This fresh summer salad is nutritious and quick to throw together for lunch or to complement your BBQ.
Serves 4-6
Ingredients:
- 3/4 cup quinoa
- 1.5 cups of water
- 1/2 cup diced red onion
- 2 cups of rocket
- 1 cup of thinly sliced celery
- 1 cup of grated beetroot
- 3 tbsp apple cider vinegar
- 2 tbsp extra virgin olive oil
- 1 tbsp Dijon mustard
- 2 tbsp finely chopped parsley
- 1 tsp mined fresh garlic
- Pinch of salt
- Pinch of ground pepper
- 1 sliced avocado
- 1 can of organic chickpeas or 1.5 cups of soaked and cooked chickpeas
Bring the quinoa and water to a boil in a medium saucepan. Cover, reduce to a simmer and cook for 10 minutes. Turn off the heat and leave the covered saucepan on the burner for another 4 minutes. Remove the lid and fluff the cooked quinoa with a fork. Set aside to cool completely.

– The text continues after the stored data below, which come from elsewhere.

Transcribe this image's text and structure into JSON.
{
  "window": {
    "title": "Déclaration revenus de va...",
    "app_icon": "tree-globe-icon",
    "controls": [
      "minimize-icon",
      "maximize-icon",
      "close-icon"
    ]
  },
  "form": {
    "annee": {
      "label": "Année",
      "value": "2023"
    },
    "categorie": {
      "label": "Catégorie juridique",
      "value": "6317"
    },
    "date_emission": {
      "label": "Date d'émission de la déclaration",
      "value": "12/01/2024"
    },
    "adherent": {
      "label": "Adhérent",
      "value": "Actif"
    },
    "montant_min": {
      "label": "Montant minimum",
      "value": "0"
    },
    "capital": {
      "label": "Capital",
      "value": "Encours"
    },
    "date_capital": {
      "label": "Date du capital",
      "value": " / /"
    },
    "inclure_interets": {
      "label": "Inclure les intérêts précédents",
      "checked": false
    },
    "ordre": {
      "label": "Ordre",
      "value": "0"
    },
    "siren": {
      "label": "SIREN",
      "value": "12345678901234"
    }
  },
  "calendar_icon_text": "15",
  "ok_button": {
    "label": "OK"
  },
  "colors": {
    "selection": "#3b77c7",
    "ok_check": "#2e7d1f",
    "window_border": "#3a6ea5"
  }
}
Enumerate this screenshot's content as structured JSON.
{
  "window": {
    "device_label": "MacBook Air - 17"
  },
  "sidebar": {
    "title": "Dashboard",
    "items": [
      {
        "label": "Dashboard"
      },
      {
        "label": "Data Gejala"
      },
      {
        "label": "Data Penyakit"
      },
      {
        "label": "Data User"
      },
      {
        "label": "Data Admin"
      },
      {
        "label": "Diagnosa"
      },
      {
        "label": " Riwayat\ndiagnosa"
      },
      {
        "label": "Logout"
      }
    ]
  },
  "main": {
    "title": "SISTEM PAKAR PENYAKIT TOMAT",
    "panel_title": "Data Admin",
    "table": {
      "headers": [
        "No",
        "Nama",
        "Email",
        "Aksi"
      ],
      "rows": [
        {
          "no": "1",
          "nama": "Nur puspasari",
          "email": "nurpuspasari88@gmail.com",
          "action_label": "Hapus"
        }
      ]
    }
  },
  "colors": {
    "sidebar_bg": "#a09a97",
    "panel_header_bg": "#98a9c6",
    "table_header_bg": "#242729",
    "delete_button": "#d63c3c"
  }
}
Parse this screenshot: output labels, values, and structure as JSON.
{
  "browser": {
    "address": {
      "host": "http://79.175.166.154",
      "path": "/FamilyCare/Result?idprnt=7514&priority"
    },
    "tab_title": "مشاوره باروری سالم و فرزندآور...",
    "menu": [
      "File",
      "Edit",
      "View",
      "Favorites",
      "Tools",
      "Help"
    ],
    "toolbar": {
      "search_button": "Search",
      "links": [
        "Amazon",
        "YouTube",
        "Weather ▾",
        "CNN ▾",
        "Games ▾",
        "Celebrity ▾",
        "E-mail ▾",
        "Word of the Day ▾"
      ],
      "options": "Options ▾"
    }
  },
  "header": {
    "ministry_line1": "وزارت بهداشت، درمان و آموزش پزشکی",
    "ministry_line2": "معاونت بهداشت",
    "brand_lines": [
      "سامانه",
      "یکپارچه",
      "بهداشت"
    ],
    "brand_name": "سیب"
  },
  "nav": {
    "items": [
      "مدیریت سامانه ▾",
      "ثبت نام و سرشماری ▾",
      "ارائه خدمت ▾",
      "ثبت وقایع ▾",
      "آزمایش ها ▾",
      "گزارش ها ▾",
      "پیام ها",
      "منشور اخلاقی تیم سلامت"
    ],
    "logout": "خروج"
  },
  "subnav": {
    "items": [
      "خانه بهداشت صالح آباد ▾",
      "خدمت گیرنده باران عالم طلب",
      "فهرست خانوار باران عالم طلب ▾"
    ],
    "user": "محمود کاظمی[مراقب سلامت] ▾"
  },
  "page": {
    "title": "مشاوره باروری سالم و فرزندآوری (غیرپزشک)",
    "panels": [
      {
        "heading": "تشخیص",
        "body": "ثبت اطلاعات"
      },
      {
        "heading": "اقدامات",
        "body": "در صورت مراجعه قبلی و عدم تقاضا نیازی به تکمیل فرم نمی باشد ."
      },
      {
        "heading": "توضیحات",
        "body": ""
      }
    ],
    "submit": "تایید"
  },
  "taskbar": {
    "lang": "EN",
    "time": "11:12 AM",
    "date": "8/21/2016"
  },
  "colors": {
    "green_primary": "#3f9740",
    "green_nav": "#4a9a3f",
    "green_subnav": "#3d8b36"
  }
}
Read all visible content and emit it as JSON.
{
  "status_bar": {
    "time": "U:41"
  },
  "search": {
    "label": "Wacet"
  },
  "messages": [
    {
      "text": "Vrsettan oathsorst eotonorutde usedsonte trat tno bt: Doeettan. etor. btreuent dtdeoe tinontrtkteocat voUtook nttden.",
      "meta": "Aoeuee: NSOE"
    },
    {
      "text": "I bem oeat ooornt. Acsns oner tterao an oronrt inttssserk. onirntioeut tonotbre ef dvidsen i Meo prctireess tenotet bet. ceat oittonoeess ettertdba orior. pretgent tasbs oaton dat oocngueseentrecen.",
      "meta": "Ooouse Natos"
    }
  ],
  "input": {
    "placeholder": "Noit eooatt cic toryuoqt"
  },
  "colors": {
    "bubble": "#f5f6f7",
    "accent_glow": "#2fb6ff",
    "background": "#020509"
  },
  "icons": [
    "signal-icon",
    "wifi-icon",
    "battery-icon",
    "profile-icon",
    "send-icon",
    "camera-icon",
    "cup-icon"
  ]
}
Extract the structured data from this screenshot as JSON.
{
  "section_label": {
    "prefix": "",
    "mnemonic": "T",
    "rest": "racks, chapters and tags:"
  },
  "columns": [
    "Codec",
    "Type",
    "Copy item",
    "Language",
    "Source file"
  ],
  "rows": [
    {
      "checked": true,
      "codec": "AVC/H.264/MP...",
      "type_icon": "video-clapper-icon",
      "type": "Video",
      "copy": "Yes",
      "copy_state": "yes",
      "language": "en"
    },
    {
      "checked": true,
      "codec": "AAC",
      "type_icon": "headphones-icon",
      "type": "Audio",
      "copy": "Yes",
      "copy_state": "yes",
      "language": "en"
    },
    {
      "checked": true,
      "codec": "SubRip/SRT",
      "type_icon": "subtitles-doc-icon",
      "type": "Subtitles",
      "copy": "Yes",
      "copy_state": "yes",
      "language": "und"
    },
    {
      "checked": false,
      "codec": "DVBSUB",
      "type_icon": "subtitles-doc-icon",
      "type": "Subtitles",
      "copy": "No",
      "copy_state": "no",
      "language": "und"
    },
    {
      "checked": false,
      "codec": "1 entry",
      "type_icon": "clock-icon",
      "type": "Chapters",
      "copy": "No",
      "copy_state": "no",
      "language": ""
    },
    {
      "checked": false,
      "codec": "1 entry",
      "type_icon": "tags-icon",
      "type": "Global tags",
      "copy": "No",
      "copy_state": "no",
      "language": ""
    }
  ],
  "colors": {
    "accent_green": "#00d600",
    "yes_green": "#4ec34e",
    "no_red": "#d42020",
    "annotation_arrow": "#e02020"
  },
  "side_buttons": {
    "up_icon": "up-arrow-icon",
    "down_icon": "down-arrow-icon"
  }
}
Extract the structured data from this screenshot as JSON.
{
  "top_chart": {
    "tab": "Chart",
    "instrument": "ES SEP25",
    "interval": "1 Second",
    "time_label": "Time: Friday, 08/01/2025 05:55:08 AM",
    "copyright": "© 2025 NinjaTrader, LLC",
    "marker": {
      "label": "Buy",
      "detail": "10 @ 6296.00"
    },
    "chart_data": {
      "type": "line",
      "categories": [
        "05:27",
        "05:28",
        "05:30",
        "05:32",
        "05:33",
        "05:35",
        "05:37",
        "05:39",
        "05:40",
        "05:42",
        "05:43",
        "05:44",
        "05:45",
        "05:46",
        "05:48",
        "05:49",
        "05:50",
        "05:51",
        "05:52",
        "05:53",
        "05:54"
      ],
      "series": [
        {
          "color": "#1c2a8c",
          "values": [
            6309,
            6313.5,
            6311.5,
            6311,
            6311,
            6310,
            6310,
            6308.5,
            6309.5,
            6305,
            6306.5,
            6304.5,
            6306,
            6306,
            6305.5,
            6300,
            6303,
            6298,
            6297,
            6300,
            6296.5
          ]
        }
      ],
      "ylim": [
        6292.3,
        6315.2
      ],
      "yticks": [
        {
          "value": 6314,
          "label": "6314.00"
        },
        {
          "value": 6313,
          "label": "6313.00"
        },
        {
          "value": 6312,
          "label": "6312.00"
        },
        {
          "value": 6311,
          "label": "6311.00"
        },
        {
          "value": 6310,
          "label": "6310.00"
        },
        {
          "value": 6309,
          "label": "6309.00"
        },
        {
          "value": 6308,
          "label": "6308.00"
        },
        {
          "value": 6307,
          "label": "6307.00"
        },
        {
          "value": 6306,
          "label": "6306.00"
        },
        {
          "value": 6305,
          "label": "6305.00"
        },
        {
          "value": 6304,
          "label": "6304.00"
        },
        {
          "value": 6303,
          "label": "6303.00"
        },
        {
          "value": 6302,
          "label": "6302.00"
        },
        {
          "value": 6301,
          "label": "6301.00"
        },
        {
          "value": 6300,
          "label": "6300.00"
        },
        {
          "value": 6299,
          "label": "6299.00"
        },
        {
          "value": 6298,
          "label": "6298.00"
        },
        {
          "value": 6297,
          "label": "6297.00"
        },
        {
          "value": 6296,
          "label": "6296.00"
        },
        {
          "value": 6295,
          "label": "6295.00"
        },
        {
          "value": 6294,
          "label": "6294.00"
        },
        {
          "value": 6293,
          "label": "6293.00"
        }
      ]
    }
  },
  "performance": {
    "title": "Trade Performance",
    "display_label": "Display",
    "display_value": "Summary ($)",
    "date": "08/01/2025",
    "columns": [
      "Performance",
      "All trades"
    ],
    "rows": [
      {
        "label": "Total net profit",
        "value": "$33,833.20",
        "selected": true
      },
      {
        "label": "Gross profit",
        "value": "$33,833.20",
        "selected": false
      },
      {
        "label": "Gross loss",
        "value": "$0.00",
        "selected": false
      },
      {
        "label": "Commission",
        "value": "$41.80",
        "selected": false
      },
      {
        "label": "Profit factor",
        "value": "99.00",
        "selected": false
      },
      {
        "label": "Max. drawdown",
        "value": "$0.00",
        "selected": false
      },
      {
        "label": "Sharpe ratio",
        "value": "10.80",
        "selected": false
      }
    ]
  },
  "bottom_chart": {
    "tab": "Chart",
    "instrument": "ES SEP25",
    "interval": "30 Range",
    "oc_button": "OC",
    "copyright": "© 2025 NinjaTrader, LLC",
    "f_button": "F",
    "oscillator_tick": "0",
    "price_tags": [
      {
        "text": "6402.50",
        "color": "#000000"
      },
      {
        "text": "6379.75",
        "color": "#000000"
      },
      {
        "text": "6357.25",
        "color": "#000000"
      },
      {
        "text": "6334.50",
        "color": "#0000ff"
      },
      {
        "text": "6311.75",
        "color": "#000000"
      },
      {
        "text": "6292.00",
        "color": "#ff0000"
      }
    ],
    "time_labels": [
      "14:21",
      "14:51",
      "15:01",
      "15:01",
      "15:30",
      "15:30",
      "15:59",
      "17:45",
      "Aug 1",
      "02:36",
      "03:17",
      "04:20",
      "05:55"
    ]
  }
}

Combine the rocket, beetroot, celery and onion in a large bowel. Whisk the apple cider vinegar, olive oil, mustard, garlic, salt and pepper together in a small bowel. Pour the dressing over the vegetables. Rinse the chickpeas well until they stop foaming, then add the quinoa, chickpeas and avocado to the salad and mix until evenly combined. Serve immediately or refrigerate for up to three days.